J’aime William Goldman, ce scénariste virtuose qui a connu un parcours en montagnes russes. Il a collectionné les Oscars, mais aussi les échecs cuisants. Jeune garçon, j’ai vibré devant son “Butch Cassidy et le Kid” (1969). Plus tard, son scénario haletant des “Hommes du président” m’a fait découvrir le scandale du Watergate, celui qui fit passer le Président Nixon du pouvoir suprême aux oubliettes de l’histoire.

On peut dire que Goldman, ce funambule du scénario, ne craint pas le vertige: il a signé “Marathon Man” et aussi “Princess Bride”, son œuvre pivot sur les coulisses du jeu d’Hollywood dont il est un expert. Dans ses mémoires devenues célèbres “Les Aventures d'un scénariste à Hollywood”, et devant les caméras du monde, Goldman prophétise quelle sera la règle d’Hollywood et du showbiz, celle de l’imprévisibilité totale de la valeur d’un film:
“Pas une seule personne dans l’univers du cinéma ne saura jamais de façon certaine ce qui va marcher ou non: Nobody Knows Anything".
D’où cette question un brin complexe à laquelle je tente de répondre aujourd’hui avec ma recherche. J’étudie la “loi de puissance créative de l’homme”, celle qui a traversé l’histoire culturelle du langage et de l’humanité à 3 âges (1. Sapiens, 2. Gutenberg, 3. IA):
Que se passe-t-il de 2025 à 2035 quand la règle du showbiz, celle de 3 générations d’outils d’IA, s’impose au monde ? Quand l’actif intangible de l’IA pénètre au cœur de l’actif tangible (ex: la voiture, la ville, l’immobilier,…) ? 1. Préparez-vous à la crise, à des secousses industrielles sans précédent 2. Emparez-vous sans tarder de votre loi de puissance créative, c’est une question de survie.
3 générations d’outils d’IA, l’actif intangible dévore l’immobilier si tangible
Commençons par le monde tangible.

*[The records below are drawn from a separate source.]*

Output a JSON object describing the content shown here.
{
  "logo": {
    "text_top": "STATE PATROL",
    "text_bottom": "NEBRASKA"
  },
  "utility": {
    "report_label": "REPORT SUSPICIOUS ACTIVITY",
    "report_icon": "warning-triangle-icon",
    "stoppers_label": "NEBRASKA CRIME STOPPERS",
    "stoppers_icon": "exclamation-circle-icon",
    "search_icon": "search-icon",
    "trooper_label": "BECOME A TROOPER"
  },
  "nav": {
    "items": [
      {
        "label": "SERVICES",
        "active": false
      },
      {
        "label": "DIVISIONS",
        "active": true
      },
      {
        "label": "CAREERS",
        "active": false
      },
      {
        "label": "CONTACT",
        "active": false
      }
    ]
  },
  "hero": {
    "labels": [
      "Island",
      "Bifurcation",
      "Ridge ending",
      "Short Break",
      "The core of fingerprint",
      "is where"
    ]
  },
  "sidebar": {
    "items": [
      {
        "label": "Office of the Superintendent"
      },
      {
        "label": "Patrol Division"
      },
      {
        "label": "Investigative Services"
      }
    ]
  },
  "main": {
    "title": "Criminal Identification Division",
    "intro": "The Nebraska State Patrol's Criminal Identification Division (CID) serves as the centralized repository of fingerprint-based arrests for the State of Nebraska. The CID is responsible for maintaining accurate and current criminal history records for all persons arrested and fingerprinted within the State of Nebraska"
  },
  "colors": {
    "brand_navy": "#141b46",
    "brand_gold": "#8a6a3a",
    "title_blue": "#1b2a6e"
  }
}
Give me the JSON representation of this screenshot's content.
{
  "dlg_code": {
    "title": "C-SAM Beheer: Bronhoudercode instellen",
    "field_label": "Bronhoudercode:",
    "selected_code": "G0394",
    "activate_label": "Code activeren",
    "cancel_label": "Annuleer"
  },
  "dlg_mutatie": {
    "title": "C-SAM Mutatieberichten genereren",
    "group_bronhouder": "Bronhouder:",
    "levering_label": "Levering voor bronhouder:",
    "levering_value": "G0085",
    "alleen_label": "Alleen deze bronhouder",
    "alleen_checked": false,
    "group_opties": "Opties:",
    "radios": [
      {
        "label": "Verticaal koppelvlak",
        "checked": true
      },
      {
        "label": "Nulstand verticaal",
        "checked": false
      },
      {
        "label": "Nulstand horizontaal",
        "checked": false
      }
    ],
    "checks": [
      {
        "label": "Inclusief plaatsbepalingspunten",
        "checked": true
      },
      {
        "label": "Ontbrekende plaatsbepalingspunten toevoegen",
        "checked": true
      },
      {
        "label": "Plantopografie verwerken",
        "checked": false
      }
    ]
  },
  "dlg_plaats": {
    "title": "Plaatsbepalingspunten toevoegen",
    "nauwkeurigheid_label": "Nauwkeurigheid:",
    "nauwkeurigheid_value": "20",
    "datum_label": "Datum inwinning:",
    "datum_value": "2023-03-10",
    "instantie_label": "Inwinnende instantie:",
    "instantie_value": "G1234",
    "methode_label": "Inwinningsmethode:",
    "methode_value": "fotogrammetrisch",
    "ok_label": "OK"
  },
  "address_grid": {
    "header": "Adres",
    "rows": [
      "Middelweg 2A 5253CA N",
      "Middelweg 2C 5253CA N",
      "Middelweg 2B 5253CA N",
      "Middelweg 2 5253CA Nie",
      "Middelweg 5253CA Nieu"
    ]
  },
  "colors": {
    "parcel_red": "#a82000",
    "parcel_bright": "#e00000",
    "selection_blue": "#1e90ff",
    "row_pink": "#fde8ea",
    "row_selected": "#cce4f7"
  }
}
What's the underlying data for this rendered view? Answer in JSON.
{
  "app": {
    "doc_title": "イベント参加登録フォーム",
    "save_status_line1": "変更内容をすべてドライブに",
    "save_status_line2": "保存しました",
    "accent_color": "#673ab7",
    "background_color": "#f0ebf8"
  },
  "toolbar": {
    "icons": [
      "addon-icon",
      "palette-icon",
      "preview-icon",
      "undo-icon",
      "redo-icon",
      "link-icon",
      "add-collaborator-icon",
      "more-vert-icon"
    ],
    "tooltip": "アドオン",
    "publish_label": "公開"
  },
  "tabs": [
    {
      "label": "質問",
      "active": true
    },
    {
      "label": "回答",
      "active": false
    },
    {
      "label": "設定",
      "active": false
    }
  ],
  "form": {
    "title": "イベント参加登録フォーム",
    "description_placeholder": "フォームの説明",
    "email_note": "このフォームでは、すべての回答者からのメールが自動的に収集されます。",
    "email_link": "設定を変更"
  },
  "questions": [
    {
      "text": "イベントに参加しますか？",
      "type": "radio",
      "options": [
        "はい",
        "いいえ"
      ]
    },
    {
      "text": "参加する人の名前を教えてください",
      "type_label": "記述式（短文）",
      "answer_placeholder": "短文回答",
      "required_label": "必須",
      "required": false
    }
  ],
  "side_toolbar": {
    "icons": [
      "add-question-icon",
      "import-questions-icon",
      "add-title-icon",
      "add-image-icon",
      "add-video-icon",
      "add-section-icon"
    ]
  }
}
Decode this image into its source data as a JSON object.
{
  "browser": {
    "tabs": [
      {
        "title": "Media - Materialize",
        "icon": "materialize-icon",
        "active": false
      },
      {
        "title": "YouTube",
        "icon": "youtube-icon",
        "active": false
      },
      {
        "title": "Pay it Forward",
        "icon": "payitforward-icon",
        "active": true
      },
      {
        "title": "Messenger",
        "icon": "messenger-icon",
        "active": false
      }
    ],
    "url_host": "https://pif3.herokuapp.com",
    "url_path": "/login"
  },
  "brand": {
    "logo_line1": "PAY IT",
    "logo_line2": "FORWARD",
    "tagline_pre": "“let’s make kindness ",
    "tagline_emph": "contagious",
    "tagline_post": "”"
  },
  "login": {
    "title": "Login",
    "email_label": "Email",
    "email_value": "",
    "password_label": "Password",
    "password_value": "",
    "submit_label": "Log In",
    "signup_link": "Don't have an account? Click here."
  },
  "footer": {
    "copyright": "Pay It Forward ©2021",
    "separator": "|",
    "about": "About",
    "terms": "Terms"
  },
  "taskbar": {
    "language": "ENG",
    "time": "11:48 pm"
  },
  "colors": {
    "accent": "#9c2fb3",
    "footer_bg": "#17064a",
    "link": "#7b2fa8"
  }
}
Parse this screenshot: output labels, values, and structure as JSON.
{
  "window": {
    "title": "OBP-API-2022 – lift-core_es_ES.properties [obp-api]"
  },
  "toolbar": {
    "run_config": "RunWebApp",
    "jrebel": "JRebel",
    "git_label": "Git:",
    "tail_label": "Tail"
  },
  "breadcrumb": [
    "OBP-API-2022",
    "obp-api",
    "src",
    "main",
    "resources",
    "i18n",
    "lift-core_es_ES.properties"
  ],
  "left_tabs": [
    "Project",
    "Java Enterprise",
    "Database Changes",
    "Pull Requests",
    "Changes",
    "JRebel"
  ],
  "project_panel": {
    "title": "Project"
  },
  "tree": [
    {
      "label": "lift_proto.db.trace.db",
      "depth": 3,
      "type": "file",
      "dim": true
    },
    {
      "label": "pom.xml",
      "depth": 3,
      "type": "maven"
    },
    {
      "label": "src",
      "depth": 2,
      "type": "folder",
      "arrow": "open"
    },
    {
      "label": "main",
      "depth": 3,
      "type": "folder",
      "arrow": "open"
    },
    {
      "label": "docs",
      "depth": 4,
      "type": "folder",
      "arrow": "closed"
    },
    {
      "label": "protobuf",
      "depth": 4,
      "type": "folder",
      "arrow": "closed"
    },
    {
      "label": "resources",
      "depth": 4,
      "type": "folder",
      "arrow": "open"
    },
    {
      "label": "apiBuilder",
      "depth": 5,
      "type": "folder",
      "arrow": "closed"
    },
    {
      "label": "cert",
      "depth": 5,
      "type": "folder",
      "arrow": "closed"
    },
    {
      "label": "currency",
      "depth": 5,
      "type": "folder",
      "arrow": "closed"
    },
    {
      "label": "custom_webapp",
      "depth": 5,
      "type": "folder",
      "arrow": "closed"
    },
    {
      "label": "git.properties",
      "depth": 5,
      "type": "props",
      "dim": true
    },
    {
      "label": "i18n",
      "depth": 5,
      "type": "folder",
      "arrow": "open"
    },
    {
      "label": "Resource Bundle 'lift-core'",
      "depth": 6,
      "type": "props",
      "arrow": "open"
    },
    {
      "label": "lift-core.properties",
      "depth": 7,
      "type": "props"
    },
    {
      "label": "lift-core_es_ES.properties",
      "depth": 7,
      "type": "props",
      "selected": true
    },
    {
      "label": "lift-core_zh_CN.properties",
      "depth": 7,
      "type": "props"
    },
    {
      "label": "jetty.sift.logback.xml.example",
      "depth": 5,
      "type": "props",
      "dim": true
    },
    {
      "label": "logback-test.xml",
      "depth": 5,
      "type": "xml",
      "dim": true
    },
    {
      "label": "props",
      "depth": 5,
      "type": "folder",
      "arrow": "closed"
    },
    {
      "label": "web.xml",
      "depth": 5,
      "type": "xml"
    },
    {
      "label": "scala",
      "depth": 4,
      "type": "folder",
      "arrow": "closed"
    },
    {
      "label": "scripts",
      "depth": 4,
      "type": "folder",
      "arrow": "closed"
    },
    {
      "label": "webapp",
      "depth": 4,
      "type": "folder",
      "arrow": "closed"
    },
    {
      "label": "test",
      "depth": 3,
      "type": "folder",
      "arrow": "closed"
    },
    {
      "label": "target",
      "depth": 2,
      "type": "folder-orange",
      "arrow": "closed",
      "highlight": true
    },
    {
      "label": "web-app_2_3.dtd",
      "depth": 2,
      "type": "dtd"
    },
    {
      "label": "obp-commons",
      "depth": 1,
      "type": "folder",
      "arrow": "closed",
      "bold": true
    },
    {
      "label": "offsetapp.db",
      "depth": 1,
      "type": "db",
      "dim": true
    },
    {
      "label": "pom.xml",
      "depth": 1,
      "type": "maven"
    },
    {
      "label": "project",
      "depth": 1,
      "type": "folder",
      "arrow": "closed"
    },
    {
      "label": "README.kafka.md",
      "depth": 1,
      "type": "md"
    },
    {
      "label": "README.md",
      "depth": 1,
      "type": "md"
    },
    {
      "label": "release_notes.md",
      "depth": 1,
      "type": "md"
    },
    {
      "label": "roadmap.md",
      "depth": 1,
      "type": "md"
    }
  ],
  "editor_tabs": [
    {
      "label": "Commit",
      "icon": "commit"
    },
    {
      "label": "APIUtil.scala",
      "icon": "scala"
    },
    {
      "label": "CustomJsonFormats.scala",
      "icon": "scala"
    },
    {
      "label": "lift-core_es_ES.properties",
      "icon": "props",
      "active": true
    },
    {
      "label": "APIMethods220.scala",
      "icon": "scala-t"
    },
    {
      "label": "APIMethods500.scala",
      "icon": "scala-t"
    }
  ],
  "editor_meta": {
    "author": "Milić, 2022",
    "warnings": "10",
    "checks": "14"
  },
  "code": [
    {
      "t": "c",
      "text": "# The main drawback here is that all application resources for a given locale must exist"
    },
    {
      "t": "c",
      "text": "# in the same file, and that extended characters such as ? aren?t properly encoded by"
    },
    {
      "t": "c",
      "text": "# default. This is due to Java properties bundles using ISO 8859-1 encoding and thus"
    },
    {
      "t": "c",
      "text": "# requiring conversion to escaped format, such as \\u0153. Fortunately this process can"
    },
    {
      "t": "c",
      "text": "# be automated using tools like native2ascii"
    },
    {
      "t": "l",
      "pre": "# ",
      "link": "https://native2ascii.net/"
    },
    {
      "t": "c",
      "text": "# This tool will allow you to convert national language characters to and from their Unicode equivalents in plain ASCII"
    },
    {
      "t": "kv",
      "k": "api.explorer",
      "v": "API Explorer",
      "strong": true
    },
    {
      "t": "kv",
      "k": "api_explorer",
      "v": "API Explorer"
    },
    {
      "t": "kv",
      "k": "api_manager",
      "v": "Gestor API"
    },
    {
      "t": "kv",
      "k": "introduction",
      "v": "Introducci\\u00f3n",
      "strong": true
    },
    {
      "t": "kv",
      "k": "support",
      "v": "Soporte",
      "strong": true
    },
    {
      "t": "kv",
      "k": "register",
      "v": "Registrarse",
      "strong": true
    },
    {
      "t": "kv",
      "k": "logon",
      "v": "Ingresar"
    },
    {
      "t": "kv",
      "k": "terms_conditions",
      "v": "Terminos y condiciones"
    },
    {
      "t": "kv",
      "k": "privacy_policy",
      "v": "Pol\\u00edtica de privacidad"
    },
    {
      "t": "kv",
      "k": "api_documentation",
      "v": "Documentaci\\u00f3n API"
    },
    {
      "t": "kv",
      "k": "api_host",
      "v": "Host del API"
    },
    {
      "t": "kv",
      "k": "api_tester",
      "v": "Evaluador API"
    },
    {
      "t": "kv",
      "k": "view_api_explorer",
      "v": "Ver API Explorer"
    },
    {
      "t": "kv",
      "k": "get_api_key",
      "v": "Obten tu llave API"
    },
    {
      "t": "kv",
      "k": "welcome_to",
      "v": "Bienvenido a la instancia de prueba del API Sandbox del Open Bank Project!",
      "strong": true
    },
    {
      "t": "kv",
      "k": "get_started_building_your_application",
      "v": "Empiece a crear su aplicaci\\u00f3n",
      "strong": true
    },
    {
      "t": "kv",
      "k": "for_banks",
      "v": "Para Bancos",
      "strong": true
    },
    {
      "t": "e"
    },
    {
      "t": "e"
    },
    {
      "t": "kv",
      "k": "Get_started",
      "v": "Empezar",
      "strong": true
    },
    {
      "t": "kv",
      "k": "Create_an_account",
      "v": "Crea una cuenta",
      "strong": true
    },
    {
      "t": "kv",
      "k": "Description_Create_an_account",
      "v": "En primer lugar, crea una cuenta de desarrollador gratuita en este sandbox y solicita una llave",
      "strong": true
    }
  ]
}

On l’oublie souvent, mais la première classe d’actif au monde, la première richesse mondiale donc (environ 50% en valeur) reste l’actif immobilier (villes, immobilier,…). Mais si vous regardez ce graphique des actifs cotés au S&P 500, vous voyez que depuis 1975, la valeur de l’actif intangible, par exemple technologique - que l’IA domine aujourd’hui, ne cesse de progresser. On sait à quel point la valeur de cet actif intangible est volatile. Mon hypothèse est même que cet actif intangible pourrait dévorer, au sens propre et au sens figuré, l’actif tangible et sa valeur. Et si la règle du showbiz s’imposait au monde ?
La dynamique est en réalité plus complexe, nous allons voir comment les actifs intangibles, aujourd’hui propulsés par 3 générations d’outils d’IA qui codent et progressent à une échelle hyper exponentielle, pénètrent au cœur de la valeur des actifs les plus tangibles.
Il faut prendre conscience de la vitesse inédite, proprement vertigineuse de l’échelle hyper-exponentielle de l’IA. Et comme l’âge de l’IA commence à peine à décoller en 2025, ceci va produire des effets aussi imprévisibles que bizarres dans la décennie. Pour y voir plus clair, examinons d’abord ces 3 générations imbriquées d’outils d’IA (ex: OpenAI/ChatGPT). Les 15 premiers outils sont (quasiment) tous américains. L’un est chinois (Deepseek). L’un n’est plus vraiment français, Mistral. Il faut comprendre que ces outils engloutissent chacun entre 1 et jusqu’à 100 milliards pour concevoir et produire ces 3 générations d’outils depuis 2018. C’est plus que le budget de la moitié des états dans le monde.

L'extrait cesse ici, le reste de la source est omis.